Director in the Spotlight

Segundo de Chomón y Ruiz (1871-1929), born in Teruel, Aragon, Spain, epitomised cinema’s pioneering spirit. Son of a pharmacist, he apprenticed as a photographer in Barcelona by 1895, capturing portraits for the bourgeoisie. The Lumière brothers’ 1896 films ignited his passion; by 1901, he crafted his first trick short, Kayak and the Sorcerer, mimicking Méliès. Relocating to France in 1902 for Pathé Frères, he revolutionised effects with stop-motion, multiple exposures, and pyrotechnics, earning the moniker “the Spanish Méliès.”

Chomón’s career peaked 1905-1912, producing hundreds of shorts blending fantasy and horror. Influences spanned Spanish theatre’s entremeses and French féerie, fused with photographic ingenuity. He innovated underwater filming, colour stencilling, and animation, collaborating on Méliès’s A Trip to the Moon (1902) uncredited. World War I slowed output; post-war, he directed features like The Steel Chirp (1926). Financial woes and Pathé’s decline forced return to Spain in 1929, where he died impoverished from peritonitis.

His oeuvre spans 500+ titles, many lost. Key works: Electro Hypnotist (1905), a mesmeric mind-control chiller; The Red Spectre (1903), demonic illusions in red tint; Whirling Table Magic (1905), levitating horrors; The Spider and the Butterfly (1908), stop-motion fable; Excursion to the Moon (1908), lunar parody; Aristide’s Birthday (1910), comedic effects showcase; The House of Fear (1910), proto-slasher; Water Nymph (1911), aquatic fantasy; Chomón’s Laboratory (1912), effects demo; later features The Monk from Monza (1924), satirical horror, and La Araña (1928), his final silent. Chomón’s legacy endures in practical effects revival, inspiring Tim Burton and Guillermo del Toro.

Actor in the Spotlight

Julienne Mathieu (1880-1963), known professionally as Madame Chomón, was the uncredited linchpin of many Segundo de Chomón films, including likely appearances in The Witch’s Pact as the tormented pact-maker.

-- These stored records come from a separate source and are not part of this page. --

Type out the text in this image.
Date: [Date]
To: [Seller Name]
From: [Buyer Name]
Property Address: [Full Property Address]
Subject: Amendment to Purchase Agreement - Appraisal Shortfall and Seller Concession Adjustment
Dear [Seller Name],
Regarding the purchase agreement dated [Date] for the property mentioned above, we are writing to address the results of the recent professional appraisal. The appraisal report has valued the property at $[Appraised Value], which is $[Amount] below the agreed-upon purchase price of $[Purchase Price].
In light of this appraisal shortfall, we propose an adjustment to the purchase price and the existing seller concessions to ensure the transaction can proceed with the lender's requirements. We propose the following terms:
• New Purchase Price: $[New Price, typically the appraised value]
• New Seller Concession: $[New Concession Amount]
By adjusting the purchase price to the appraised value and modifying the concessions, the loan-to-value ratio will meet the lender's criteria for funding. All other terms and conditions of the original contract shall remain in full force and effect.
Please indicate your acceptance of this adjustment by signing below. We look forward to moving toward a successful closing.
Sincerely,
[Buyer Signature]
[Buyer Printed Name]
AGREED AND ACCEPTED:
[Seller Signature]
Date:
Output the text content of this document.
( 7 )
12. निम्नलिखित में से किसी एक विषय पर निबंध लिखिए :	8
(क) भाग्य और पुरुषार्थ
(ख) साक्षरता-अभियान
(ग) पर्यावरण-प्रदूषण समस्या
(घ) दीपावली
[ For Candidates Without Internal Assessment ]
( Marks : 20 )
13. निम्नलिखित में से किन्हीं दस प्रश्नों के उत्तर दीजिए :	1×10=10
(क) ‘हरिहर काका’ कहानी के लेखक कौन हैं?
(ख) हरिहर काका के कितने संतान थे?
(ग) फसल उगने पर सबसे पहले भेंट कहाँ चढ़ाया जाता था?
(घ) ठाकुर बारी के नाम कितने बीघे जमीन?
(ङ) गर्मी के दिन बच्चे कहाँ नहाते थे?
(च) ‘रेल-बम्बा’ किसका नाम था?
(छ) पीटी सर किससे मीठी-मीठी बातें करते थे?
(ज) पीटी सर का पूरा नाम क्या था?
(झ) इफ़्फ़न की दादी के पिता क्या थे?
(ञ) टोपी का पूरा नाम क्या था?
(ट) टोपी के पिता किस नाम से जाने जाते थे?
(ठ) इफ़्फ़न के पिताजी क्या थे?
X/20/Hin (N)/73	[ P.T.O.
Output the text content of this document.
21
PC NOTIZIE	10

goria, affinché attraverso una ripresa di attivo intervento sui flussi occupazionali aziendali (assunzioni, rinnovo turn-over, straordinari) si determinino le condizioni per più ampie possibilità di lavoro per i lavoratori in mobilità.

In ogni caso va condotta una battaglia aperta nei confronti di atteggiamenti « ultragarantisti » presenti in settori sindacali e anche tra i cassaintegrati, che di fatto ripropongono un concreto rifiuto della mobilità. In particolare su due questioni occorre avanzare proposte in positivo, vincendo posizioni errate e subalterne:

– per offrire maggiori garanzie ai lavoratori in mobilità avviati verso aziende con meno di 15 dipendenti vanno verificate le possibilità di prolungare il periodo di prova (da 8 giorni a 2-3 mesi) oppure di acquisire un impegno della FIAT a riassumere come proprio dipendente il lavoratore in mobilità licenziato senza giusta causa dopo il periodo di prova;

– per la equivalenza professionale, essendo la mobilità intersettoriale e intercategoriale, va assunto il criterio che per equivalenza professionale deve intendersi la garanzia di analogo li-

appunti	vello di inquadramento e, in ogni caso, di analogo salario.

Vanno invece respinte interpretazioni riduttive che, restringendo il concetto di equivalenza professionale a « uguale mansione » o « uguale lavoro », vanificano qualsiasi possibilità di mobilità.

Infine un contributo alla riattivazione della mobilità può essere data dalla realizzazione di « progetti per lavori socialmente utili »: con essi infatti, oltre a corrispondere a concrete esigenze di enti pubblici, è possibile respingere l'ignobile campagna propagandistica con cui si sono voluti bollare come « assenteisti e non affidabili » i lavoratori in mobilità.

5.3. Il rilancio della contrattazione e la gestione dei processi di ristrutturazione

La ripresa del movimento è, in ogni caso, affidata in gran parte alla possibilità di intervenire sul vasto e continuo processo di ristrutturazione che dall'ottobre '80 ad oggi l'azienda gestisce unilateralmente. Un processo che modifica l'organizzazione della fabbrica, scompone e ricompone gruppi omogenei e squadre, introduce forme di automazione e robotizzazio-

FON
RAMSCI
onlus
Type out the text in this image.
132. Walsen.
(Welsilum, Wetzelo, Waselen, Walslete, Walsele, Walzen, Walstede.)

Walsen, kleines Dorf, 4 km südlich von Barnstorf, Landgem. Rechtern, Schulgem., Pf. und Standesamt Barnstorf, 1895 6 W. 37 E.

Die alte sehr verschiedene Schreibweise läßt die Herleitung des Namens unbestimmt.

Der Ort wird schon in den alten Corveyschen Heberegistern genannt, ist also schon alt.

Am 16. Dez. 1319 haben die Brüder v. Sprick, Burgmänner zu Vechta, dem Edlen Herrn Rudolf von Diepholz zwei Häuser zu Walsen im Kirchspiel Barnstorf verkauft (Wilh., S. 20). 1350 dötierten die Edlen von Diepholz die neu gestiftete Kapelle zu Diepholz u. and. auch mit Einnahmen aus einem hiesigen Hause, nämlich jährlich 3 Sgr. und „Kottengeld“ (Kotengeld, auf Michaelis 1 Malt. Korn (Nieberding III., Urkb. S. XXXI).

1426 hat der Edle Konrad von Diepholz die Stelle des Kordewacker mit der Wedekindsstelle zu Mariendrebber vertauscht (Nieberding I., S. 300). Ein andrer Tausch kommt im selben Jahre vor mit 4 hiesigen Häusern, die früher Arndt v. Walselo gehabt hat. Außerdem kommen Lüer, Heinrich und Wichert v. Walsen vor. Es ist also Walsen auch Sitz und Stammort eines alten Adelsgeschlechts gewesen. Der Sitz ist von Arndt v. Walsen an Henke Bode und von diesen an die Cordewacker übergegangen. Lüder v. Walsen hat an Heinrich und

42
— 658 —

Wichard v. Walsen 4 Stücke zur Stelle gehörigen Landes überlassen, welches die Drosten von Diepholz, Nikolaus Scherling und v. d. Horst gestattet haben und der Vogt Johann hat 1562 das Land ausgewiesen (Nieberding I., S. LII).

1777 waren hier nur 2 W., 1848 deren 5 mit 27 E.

Born in France, she met Chomón during his Pathé tenure around 1905, marrying him and becoming his muse and collaborator. With no formal training, her expressive physicality shone in silent era’s mime demands—contortions, dances, transformations that required endurance and precision.

Early life sparse: Parisian roots, perhaps circus or vaudeville background aiding agility. Career intertwined with husband’s: from 1906, she featured in dozens of trick films, mastering effects integration—holding poses for exposures, enduring makeup for monstrosities. Notable roles: the ethereal spirit in The Spider and the Butterfly (1908), levitated via wires; the hypnotised victim in Electro Hypnotist (1905); fiery temptress in The Red Spectre (1903). Post-WWI, she assisted production, tinting prints manually.

Awards eluded her—silents credited few women—but retrospective acclaim grows via feminist film scholars. Filmography highlights: An Impossible Balancing Act (1906), acrobatic fantasy; The Untamable Whiskers (1907), comedic horror; Transformation of a Butterfly (1908), metamorphic lead; The Diseased Foot (1909), grotesque ailment tale; Juvenile Justice (1910), moral drama; Paris by Night (1912), nocturnal phantasmagoria; later Viaje fantástico (1926), Spanish feature. Widowed, she lived quietly in Barcelona till 1963. Mathieu embodies unsung heroines of early cinema, her body the battleground for visual revolutions.